Zunächst aber spielt die Musik vor Schloss Bellevue, am Mittwochmorgen öffnen sich hier meterhohe Flügeltüren, und heraus tritt ein präsidiales Paar der etwas anderen Sorte. Daniela Schadt trägt einen Federhut, der gut für die Jagd taugen würde, sie knickst vor der Königin und verwickelt den Prinzgemahl ins Gespräch. Joachim Gauck, der eher nicht zur Monarchomanie neigen dürfte, strahlt die Queen an. Die aber wirkt zunächst etwas distanziert, tritt fast etwas ungnädig vor die Fotografen. Erst später, als Gauck zu plaudern beginnt und das Volk am Horizont auftaucht, scheint die kleine Dame aufzutauen.

Draußen in der Stadt warten glühende Fans, die Klasse 6b aus Wemding ist mit ihrer Englischlehrerin zum Queen-Besuch aus Bayern angereist. Jeden Freitag haben die Kinder Teatime geübt in der Klasse und der Königin Briefe geschrieben. Jetzt stehen sie am Ufer der Spree in der Kälte, rundum Berliner, die sich hier artig in Zweierreihen aufgestellt haben. "Da isse, die Lizzy!" ruft eine Frau, als das Holzboot mit den königlichen Gästen herantuckert. Die 6b stimmt "God Save the Queen" an, der Bundespräsident winkt.

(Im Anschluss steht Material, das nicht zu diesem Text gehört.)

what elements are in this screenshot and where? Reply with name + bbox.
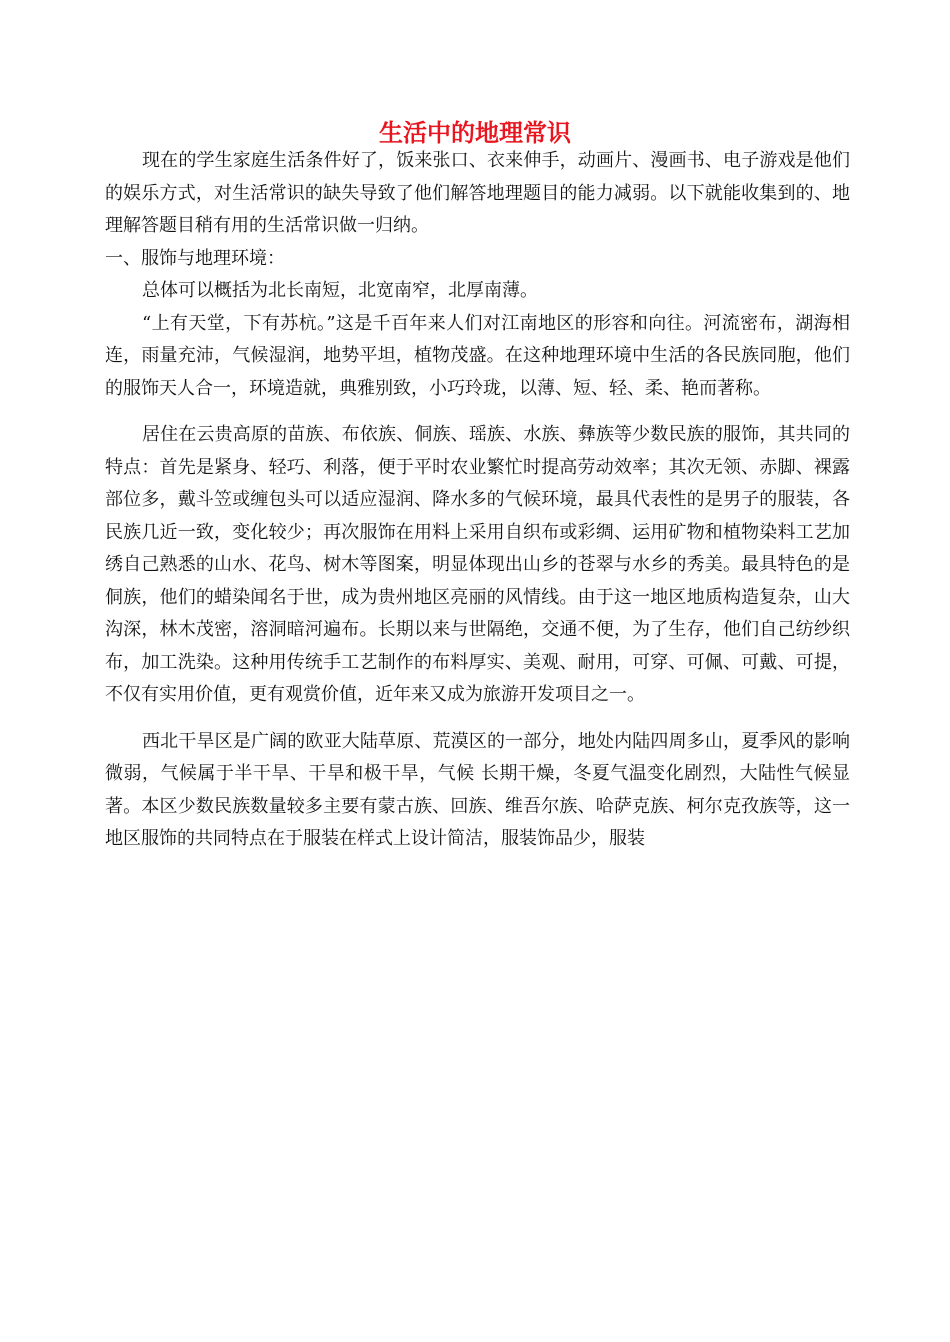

Vortrag über nationale Symbole und Festbankett

Ein paar Stunden später taucht die Dame in Weiß am anderen Ende der Stadt auf, vor der Technischen Universität, die ihre Fassade mit einem riesigen Queen-Transparent geschmückt hat. Vor 50 Jahren hat Elisabeth II. der Stadt die "Queen's Lecture" gestiftet, eine Vortragsreihe. Zum goldenen Jubiläum sitzt sie nun selbst als Zuhörerin im Audimax, auch die Kanzlerin ist gekommen. Es spricht Neil MacGregor, der Leiter des British Museums, der bald Intendant des Humboldtforums wird. Der Kunsthistoriker spricht über "Symbole einer Nation" und zeigt Fotos von englischen Gärten, in Öl gemalte Hunde und James Bond, eine Mischung, auf die sich alle einigen können. Dann wird den Gästen ein kleiner Roboter vorgeführt, er wedelt mit den Armen, da lacht die Königin.

Endlich.

Der Tag geht schon zu Ende, als Elisabeth II. mit weißem, bodenlangem Kleid, Schärpe und Diadem im Haar zum Bankett in Schloss Bellevue erscheint. Der Rest ist dann Bachforelle mit geröstetem Salatherz, Müritzlamm mit Thymian und ein Dessert aus Erdbeeren und Holunderblüten mit Alpenbuttermilch.